As with much of the media industry, it's been a tumultuous couple of years for

Sports Illustrated



In 2017,

Meredith acquired the magazine as part of a larger $1.8 billion deal for a series of brands under the ownership of Time Inc. Then in May,

Authentic Brands Group, a PE-backed marketing and brand-development company that recently received $875 million from

BlackRock, purchased SI for a reported $110 million.



The next month, ABG licensed SI's publishing rights over 10 years to

The Maven, a Seattle-based digital media publisher, for a $45 million payment against its future royalties. 



Then came the news Thursday that The Maven conducted massive layoffs as part of a restructuring plan that also includes hiring 200 contractors to provide hyper-local sports coverage across the US. The plan was immediately panned on social media, with allegations that SI was being turned into a content farm that valued clicks over the in-depth storytelling that helped the company rise to prominence. 



The exact number of layoffs wasn't immediately clear, though a source close to the situation said it was roughly 35% of employees, including 13 of 41 writers. They were carried out Thursday afternoon, after management invited employees to two separate meetings, one for those who would keep their job and one for others who would not. The meetings were subsequently canceled

staffers launched a last-ditch appeal

but they were rescheduled for the end of the day, when the layoffs finally occurred. 



The news set off a social media firestorm, with writers ripping new management and offering condolences to those who had been laid off. But SI's new operator maintains that the moves aren't meant to simply cut costs to increase profits. Instead, the majority of the new contract writers are expected to be paid journalists who will be offered a stake in the company. 



"Approximately 300 distinct voices, the majority of which are journalists, will be producing stories for SI by January 2020, which will help drive an increase in SI content production," The Maven said in a statement.

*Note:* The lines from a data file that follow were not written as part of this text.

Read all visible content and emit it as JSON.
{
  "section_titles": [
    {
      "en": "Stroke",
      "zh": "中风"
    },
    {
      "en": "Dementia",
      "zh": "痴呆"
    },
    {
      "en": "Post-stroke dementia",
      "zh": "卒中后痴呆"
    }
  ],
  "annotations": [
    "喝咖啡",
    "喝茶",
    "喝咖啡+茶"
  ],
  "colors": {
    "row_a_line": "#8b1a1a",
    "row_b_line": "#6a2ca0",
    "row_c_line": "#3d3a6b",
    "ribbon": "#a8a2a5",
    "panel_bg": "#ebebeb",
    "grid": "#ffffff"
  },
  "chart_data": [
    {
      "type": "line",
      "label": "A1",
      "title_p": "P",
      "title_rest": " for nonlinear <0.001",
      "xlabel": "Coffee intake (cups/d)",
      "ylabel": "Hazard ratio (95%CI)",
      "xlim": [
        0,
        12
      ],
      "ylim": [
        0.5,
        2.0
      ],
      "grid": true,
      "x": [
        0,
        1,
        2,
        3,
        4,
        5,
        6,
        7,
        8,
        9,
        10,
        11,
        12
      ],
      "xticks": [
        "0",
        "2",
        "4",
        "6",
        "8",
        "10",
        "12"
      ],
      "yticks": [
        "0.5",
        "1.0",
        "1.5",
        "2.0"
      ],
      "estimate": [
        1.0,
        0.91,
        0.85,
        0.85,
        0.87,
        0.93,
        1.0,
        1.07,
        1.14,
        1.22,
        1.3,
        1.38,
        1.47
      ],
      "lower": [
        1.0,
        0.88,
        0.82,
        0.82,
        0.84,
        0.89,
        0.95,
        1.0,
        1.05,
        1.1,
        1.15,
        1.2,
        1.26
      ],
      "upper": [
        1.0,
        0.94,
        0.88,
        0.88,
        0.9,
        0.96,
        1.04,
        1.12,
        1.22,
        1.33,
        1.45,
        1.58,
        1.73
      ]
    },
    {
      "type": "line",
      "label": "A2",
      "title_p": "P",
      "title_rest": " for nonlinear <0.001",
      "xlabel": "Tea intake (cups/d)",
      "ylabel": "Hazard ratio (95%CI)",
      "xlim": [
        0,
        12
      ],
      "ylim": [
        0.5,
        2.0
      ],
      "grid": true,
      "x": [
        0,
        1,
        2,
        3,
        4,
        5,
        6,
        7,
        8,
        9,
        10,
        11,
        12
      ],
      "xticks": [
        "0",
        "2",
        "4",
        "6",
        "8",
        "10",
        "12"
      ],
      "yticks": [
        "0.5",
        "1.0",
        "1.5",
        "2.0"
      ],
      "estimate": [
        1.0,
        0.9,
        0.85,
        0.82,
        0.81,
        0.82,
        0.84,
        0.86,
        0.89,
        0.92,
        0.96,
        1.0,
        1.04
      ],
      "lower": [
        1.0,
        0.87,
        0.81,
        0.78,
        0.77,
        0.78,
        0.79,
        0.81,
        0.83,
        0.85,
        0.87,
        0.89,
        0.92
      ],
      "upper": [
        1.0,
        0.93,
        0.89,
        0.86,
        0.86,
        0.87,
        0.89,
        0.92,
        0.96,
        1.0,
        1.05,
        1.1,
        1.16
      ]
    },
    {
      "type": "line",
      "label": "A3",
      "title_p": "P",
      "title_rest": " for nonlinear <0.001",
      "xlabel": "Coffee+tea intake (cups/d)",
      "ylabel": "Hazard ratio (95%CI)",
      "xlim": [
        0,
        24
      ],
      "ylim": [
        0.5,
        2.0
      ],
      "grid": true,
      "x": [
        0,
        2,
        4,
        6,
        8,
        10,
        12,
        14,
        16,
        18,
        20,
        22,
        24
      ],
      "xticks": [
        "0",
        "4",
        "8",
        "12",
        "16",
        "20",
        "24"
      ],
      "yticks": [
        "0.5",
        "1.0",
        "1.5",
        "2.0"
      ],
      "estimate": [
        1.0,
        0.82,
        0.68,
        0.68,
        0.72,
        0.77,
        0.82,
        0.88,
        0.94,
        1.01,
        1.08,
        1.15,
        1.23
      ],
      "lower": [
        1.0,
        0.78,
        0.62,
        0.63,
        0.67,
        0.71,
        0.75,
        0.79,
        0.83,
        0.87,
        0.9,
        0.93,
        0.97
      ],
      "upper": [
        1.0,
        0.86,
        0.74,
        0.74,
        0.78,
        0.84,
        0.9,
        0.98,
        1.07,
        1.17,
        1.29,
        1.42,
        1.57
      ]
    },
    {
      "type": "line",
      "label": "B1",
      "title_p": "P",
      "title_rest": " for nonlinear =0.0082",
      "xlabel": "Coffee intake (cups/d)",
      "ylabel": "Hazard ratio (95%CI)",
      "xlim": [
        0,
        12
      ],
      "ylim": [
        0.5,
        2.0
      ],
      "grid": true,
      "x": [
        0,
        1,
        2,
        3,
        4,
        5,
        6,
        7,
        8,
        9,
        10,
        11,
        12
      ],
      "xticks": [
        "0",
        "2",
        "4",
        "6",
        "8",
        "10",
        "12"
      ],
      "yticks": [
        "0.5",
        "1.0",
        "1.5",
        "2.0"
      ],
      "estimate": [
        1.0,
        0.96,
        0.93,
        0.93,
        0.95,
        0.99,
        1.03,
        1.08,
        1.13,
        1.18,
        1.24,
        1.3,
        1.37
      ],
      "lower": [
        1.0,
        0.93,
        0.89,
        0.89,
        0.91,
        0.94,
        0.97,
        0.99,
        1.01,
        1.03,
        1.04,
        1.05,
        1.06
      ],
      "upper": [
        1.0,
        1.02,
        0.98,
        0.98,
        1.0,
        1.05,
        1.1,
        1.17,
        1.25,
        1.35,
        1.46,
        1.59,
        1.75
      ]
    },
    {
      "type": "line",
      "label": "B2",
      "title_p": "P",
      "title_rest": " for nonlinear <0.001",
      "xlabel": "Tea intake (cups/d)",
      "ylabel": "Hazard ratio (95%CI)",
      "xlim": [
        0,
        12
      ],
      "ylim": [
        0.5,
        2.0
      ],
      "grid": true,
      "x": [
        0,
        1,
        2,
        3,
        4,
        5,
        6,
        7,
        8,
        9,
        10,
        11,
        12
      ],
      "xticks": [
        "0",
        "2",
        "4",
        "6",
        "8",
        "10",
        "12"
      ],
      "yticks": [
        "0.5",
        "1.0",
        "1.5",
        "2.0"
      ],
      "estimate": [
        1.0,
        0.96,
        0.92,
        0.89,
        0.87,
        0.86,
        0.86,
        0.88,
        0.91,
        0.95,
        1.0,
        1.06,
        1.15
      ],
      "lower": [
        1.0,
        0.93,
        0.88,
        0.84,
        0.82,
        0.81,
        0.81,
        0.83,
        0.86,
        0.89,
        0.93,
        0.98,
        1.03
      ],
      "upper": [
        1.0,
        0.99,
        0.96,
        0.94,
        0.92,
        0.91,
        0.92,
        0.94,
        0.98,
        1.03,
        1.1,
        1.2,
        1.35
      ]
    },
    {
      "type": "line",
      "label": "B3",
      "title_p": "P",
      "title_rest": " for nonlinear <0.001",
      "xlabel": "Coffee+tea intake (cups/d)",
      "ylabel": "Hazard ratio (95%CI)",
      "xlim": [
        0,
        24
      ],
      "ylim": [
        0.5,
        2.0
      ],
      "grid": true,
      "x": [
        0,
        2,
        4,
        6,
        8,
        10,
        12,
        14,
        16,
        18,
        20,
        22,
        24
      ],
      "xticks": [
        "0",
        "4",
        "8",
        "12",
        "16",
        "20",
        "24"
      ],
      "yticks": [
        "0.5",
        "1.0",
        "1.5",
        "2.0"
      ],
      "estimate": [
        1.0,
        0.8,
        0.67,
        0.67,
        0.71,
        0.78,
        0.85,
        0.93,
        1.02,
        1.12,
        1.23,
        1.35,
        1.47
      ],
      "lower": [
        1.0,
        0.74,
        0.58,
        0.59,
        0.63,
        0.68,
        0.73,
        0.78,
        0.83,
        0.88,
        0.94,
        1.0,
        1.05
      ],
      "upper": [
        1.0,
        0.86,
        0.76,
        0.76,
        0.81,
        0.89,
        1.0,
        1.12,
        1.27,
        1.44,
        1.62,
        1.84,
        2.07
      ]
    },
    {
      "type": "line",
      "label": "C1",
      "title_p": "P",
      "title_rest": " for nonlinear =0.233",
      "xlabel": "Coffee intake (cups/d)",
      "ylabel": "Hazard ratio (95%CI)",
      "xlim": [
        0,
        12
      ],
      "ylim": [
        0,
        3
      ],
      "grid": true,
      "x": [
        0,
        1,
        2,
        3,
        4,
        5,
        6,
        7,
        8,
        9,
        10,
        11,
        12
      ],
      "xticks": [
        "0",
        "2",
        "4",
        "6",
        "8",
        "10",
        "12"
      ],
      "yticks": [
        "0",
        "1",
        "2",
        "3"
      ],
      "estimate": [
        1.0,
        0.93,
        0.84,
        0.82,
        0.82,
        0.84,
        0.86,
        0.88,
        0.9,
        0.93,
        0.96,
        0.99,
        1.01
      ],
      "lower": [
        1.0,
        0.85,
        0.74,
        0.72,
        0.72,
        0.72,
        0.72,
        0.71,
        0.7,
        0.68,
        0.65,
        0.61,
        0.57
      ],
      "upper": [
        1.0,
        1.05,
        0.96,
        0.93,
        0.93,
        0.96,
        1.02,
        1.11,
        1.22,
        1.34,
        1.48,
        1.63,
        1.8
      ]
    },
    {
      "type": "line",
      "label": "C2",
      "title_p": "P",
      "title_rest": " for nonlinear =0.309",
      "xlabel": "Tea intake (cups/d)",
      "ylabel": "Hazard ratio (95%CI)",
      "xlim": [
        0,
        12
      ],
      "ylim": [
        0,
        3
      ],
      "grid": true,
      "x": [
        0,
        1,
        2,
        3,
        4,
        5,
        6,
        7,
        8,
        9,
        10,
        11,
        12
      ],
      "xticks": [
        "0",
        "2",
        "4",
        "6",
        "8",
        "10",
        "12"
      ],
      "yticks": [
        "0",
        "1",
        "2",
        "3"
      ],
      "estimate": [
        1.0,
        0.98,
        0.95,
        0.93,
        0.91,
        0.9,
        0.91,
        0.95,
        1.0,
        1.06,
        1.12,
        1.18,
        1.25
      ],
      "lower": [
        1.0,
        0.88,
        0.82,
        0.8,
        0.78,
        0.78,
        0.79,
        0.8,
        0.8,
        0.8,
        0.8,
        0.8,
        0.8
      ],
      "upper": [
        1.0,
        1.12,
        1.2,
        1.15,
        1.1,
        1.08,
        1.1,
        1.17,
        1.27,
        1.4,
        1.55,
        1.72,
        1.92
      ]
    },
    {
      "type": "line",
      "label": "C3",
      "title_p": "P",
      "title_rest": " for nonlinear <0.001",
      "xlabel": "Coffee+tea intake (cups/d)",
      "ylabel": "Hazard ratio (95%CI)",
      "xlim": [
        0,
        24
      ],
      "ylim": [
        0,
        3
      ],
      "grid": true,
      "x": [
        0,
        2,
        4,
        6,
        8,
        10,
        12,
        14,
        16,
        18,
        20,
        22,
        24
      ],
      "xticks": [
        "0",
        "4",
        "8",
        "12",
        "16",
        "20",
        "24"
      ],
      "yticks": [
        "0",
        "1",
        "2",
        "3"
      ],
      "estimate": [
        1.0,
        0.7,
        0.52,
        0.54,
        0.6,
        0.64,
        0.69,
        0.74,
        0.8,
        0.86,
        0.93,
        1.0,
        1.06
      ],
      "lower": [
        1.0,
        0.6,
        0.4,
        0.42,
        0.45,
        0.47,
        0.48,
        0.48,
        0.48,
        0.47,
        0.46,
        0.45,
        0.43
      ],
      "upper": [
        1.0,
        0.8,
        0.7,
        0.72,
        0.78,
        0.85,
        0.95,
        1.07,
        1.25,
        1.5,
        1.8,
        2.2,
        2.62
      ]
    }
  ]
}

Changes at SI were much needed, at least from a financial perspective. The company has lost roughly 1 million magazine subscribers and 50% of its revenue over the past three years, while profits have dwindled, according to a source. And with an outdated website, it has lost its once enormous influence to upstart national sports websites such

The Athletic, which was valued at roughly $200 million in its last public funding round in October 2018.



Whether SI ultimately rebounds will now depend on The Maven, which is led by longtime digital media veteran James Heckman. The company oversees over 300 brands, including Maxim, History and Yoga Journal.



Their first order was to install Ross Levinsohn as CEO of SI and president of Maven Media Brands, a Maven subsidiary that in June purchased The Street, a financial news site founded by Jim Cramer. The decision was not popular with some, given Levinsohn's controversial tenure at Tronc, where he was accused of sexual harassment but later cleared of the charges.



The firm has also installed longtime SI veterans Steve Cannella and Ryan Hunt as the new co-editors in chief, replacing Chris Stone after he resigned earlier this week. Ultimately, that duo will be tasked with remaking SI for the digital world. The company has already signed agreements with 80 news publishers to help it produce local sports content, while a source said it also plans a heavy investment in revamping its website, mobile platform and increasing its focus on video.



Deadspin has already released 

an investigative piece lampooning the strategy. But The Maven said it believes it can recapture what once made SI arguably the most influential sports magazine of the 20th century: "The commitment to quality journalism, long-form storytelling and print and digital experiences will expand."